According to information reportedly leaked by two independent anonymous sources, government has not been able to provide the CFL with the $30 million loan it previously requested it be granted free of interest. The proposed terms of the loan proved problematic, said the sources of the alleged denial.
Securing Money An Ongoing Battle
This will not have been the first time the league had failed at securing interest-free financial assistance. The CFL in July rejected a loan offered to it by Canada’s Business Development Bank, and for the very same reason, being that the quoted interest had been considered “over the top” by the league.
Monday’s planned meeting is now rumoured a mere formality for the purpose of wrapping up the current season. The league has on several occasions emphasised the fact that without a financial lifeline extended by federal government, there would be no abbreviated 2020 season.

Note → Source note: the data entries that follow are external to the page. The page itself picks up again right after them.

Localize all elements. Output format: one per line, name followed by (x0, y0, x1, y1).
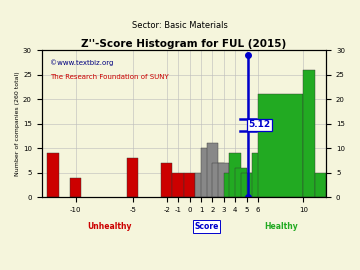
Bar (241, 173, 252, 197)
Bar (161, 163, 172, 197)
Bar (47, 153, 59, 197)
Bar (172, 173, 184, 197)
Bar (212, 163, 224, 197)
Bar (127, 158, 138, 197)
Bar (224, 173, 235, 197)
Bar (315, 173, 326, 197)
Bar (195, 173, 207, 197)
Bar (235, 168, 247, 197)
Text: Sector: Basic Materials: Sector: Basic Materials (132, 21, 228, 30)
Text: 5.12: 5.12 (248, 120, 271, 129)
Bar (218, 163, 229, 197)
Text: ©www.textbiz.org: ©www.textbiz.org (50, 59, 113, 66)
Bar (184, 173, 195, 197)
Bar (252, 153, 264, 197)
Title: Z''-Score Histogram for FUL (2015): Z''-Score Histogram for FUL (2015) (81, 39, 287, 49)
Text: The Research Foundation of SUNY: The Research Foundation of SUNY (50, 74, 169, 80)
Bar (70, 178, 81, 197)
Bar (201, 148, 212, 197)
Text: Unhealthy: Unhealthy (87, 222, 132, 231)
Bar (303, 70, 315, 197)
Bar (247, 173, 258, 197)
Bar (229, 153, 241, 197)
Text: Healthy: Healthy (264, 222, 298, 231)
Text: Score: Score (194, 222, 219, 231)
Bar (207, 143, 218, 197)
Y-axis label: Number of companies (260 total): Number of companies (260 total) (15, 71, 20, 176)
Bar (258, 94, 303, 197)
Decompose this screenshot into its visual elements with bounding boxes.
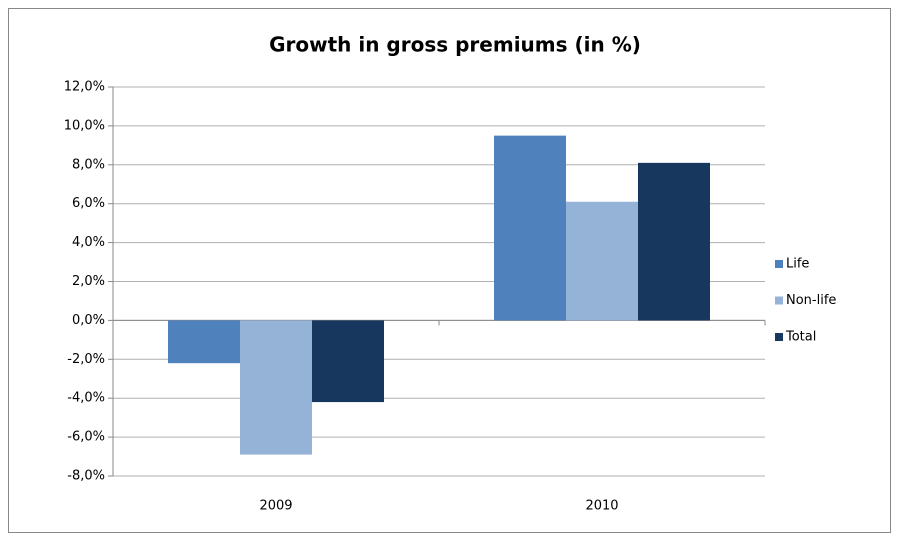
bar xyxy=(566,201,638,321)
x-tick-label: 2010 xyxy=(585,499,618,514)
legend-swatch xyxy=(775,333,783,341)
y-tick-label: 6,0% xyxy=(72,196,105,211)
legend-label: Non-life xyxy=(786,293,836,308)
bar xyxy=(240,320,312,455)
y-tick-label: -8,0% xyxy=(67,469,105,484)
y-tick-label: 10,0% xyxy=(64,118,105,133)
y-tick-label: 0,0% xyxy=(72,313,105,328)
bar xyxy=(494,135,566,321)
bar xyxy=(638,162,710,321)
chart-border xyxy=(8,8,891,533)
y-tick-label: -6,0% xyxy=(67,430,105,445)
legend-swatch xyxy=(775,260,783,268)
x-tick-label: 2009 xyxy=(259,499,292,514)
y-tick-label: -2,0% xyxy=(67,352,105,367)
y-tick-label: 2,0% xyxy=(72,274,105,289)
y-tick-label: 4,0% xyxy=(72,235,105,250)
legend-label: Total xyxy=(785,330,816,345)
y-tick-label: 12,0% xyxy=(64,80,105,95)
bar xyxy=(312,320,384,403)
y-tick-label: -4,0% xyxy=(67,391,105,406)
y-tick-label: 8,0% xyxy=(72,157,105,172)
bar xyxy=(168,320,240,364)
chart-title: Growth in gross premiums (in %) xyxy=(269,33,641,57)
legend-label: Life xyxy=(786,257,809,272)
legend-swatch xyxy=(775,296,783,305)
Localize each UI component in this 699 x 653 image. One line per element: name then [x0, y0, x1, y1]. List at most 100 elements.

According to yet another anonymous source claiming to have inside CFL information, the league’s financial affairs are currently in such a state that even if an abbreviated 2020 season were indeed somehow possible, the CFL would still have to weather losses upwards of $50 million.
Considering the $60 million it stands to lose if no football were to be played during what little remains of this season, it all seems hardly worth the effort of players having to spend extended periods of time in quarantine, make their way to hub-city Winnipeg, and playing a shortened 6-week-long 2020 campaign.
Funding One Of Many Problems
But a lack of funding, from federal government or otherwise, isn’t the CFL’s only major pre-abbreviated-season hurdle in need of a reasonable clear. The league has also yet to reach an agreement with the CFLPA (Canadian Football League Players’ Association) relating to the signing into force of a mutually acceptable collective bargaining agreement.
The CFL relies heavily on tickets sales in order to fund its day-to-day operations and overheads. This alone makes it nearly impossible to pull of any sort of season within the context of no sports being played in front of large crowds for the duration of the summer.
The regular Canadian football season was supposed to have kicked off already on June 11.